Tu prends l’exister / au pied du sens, / sinon les mots ne sont / que pièces passant / de l’un à l’autre, / sales, usées, polies, / engouffre-toi dans / le labyrinthe et parle, / l’aventure est en face.

Photo : Beaubourg, 29/10/23, 15:23 ; extrait, “Sens interdit“, inédit ©JJM #artsauterdanslelabyrinthe #photos

Le chuchotis des galets

Autour du lampadaire, aveuglés, / tournent phalènes et moucherons, / nuées survoltées / dans une lumière mortelle, / effrayante beauté, / – il titube de joie, / le lourd soleil est englouti –.

Les bateaux rentrent au port, / marins fourbus, / – on n’écoute pas les morts –, / terrasses riantes, chants et cris, / les verres brillent, / les regards s’enflamment, / – les enfants lancent des flèches / de Sioux, ornées de plumes / rouges et noires –.

Au-dessus de la porte, l’ampoule / se balance dans le vent chaud / d’un désert inaccessible, / – il respire le large / piqueté d’îles sombres –.

Il suffit de se mettre en chemin, / le sais-tu, / d’une main il chasse un papillon / tombé sur son cou, / – dans la maison, / des voix disent la vie et la mort, / l’amour, le départ, le retour –.

Aucun son ne lui parvient, / un silence de gouffre l’enserre, / dans le souffle des vagues / et le chuchotis lancinant des galets, / – debout sur la jetée, / il scrute la nuit, les étoiles, / attend le jour –.

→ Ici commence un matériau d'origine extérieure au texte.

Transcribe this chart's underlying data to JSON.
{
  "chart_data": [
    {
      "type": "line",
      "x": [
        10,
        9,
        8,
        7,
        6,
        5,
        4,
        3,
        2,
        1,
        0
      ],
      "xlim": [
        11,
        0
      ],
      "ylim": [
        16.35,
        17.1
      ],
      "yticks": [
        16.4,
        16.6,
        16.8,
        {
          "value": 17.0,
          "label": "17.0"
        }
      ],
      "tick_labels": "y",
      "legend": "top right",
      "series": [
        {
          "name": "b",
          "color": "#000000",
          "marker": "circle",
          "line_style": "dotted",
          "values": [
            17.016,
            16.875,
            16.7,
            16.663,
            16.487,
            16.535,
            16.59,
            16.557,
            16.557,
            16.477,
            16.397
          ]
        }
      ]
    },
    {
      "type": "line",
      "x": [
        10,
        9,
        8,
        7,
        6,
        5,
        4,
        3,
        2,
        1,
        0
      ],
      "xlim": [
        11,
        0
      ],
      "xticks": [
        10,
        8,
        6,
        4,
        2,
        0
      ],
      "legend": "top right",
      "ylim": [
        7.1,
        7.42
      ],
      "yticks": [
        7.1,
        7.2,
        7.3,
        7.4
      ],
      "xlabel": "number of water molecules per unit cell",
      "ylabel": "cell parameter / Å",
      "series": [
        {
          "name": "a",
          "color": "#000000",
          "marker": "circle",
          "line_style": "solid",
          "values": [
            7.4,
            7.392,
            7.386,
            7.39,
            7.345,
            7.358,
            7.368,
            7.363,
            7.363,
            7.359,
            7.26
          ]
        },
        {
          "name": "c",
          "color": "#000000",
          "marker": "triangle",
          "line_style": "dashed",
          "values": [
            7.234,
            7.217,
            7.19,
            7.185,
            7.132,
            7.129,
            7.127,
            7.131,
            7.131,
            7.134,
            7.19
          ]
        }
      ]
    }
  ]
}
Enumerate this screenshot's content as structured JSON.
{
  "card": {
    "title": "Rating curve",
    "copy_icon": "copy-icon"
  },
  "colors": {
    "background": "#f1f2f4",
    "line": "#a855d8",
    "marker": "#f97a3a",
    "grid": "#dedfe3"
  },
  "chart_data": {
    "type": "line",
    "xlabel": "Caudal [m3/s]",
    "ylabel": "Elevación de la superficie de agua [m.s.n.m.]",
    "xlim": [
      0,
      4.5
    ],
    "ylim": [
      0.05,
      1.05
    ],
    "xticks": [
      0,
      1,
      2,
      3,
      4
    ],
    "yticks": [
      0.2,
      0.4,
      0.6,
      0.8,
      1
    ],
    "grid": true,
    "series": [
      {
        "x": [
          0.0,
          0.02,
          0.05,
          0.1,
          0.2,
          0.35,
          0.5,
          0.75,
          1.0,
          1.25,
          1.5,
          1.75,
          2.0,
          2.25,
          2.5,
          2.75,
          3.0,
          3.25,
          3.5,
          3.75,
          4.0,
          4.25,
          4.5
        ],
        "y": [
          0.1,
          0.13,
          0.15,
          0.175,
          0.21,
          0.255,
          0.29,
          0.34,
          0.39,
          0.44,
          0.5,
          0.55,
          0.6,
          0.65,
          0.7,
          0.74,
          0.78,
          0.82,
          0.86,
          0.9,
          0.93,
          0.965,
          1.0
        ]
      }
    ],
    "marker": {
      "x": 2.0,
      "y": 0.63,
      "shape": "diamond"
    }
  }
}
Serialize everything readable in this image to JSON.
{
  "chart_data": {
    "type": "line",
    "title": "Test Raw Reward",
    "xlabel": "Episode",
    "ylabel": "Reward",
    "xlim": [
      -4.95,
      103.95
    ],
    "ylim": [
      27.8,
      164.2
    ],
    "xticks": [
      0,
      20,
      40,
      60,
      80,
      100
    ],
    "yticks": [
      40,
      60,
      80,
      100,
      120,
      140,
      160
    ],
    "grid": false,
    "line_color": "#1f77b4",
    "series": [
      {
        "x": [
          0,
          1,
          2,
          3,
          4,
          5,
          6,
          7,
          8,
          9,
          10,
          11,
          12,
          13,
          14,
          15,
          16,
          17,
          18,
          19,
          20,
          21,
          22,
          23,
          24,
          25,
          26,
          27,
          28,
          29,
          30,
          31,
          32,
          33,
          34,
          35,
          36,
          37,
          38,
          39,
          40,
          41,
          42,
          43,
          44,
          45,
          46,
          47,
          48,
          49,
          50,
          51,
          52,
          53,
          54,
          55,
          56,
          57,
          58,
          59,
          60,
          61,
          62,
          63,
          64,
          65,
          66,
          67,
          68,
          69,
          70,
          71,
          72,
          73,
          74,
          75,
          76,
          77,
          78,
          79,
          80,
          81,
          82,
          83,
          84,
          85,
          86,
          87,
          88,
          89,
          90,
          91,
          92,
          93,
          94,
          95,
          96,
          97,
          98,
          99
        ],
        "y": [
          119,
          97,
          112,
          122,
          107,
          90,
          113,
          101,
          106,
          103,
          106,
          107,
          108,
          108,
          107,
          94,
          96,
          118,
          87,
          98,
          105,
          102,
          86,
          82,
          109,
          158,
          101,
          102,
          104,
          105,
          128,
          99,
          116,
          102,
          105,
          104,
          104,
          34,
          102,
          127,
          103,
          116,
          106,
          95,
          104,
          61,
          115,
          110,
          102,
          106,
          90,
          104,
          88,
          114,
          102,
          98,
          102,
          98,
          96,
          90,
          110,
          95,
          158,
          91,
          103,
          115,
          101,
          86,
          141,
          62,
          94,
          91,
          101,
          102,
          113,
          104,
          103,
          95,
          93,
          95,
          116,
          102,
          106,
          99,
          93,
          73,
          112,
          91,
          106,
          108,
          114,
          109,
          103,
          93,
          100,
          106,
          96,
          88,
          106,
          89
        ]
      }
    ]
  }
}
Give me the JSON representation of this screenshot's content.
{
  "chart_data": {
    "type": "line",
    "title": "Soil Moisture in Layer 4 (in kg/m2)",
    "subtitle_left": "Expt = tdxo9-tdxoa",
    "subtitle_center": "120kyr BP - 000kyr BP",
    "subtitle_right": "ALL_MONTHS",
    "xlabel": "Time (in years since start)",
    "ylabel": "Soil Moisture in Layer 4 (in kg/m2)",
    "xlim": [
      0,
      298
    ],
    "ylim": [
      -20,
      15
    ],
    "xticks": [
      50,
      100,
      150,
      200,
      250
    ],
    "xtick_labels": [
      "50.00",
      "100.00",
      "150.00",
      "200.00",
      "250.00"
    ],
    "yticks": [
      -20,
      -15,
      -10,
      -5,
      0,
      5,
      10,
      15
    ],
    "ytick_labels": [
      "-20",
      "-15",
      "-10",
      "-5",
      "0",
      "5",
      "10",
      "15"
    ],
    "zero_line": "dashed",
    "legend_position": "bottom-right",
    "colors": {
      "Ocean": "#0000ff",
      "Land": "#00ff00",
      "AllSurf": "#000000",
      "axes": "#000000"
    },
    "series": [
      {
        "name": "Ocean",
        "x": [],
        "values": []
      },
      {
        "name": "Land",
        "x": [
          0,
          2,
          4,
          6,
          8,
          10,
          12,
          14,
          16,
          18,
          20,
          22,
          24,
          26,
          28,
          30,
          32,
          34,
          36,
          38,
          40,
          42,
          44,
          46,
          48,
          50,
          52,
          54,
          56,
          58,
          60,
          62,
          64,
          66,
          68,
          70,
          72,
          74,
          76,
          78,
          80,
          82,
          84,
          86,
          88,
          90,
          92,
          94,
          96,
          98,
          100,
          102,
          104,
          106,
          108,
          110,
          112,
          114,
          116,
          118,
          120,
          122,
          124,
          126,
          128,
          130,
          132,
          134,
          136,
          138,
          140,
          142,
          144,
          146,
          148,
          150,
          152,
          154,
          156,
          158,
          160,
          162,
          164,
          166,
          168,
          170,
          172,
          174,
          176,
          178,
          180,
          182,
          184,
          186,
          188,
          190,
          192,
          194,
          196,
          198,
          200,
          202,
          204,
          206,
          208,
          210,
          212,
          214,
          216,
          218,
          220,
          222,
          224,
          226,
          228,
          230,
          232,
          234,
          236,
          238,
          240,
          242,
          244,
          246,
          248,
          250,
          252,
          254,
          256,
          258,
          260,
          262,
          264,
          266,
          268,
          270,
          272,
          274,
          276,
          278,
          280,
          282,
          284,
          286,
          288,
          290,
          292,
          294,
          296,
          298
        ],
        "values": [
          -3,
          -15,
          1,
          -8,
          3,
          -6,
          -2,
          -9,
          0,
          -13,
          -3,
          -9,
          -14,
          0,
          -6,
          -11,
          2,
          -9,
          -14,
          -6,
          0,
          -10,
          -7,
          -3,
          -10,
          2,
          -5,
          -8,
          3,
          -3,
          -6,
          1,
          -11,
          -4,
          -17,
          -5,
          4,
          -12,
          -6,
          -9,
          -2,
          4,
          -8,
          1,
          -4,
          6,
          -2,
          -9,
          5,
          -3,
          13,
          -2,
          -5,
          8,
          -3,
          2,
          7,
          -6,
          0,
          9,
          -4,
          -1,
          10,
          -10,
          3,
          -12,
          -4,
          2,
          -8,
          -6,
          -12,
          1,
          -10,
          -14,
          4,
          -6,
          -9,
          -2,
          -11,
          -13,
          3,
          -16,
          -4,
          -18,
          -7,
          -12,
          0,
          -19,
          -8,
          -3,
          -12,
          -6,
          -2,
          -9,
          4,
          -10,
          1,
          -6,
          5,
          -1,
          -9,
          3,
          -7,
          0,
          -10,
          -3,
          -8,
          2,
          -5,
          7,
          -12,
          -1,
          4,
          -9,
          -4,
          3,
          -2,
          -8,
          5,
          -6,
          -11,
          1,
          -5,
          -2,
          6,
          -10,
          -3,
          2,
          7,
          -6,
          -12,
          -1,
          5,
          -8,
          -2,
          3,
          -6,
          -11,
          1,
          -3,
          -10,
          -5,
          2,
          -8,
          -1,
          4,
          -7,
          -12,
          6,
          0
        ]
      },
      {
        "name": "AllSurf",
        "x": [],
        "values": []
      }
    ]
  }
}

Photo : Fenêtres, 25/01/25, 06:56 ; in « Les Algues rouges“, inédit ©JJM #artchuchotisdesgalets                       #photos

Le crime

En lisière de pinède, / au pied de dunes battues à l’est, / un banc, / le souffle rauque de l’océan / rend imminent l’infini, / sur le dossier, un moineau extatique, / né du tapis d’aiguilles.

Rien ne bouge, hors sa tête, / crête ébouriffée de sable ondulé, / oh, tache rouge d’un seau de plage, / renversé, oublié par un enfant / poursuivant une libellule, / ou échoué, marée furieuse.

Il donne au paysage la saveur / d’un crime immémorial, / amour lacéré par l’impassible houle, / rongé de sel, de lumière et de vent, / paroles abandonnées au fond / du seau de sang.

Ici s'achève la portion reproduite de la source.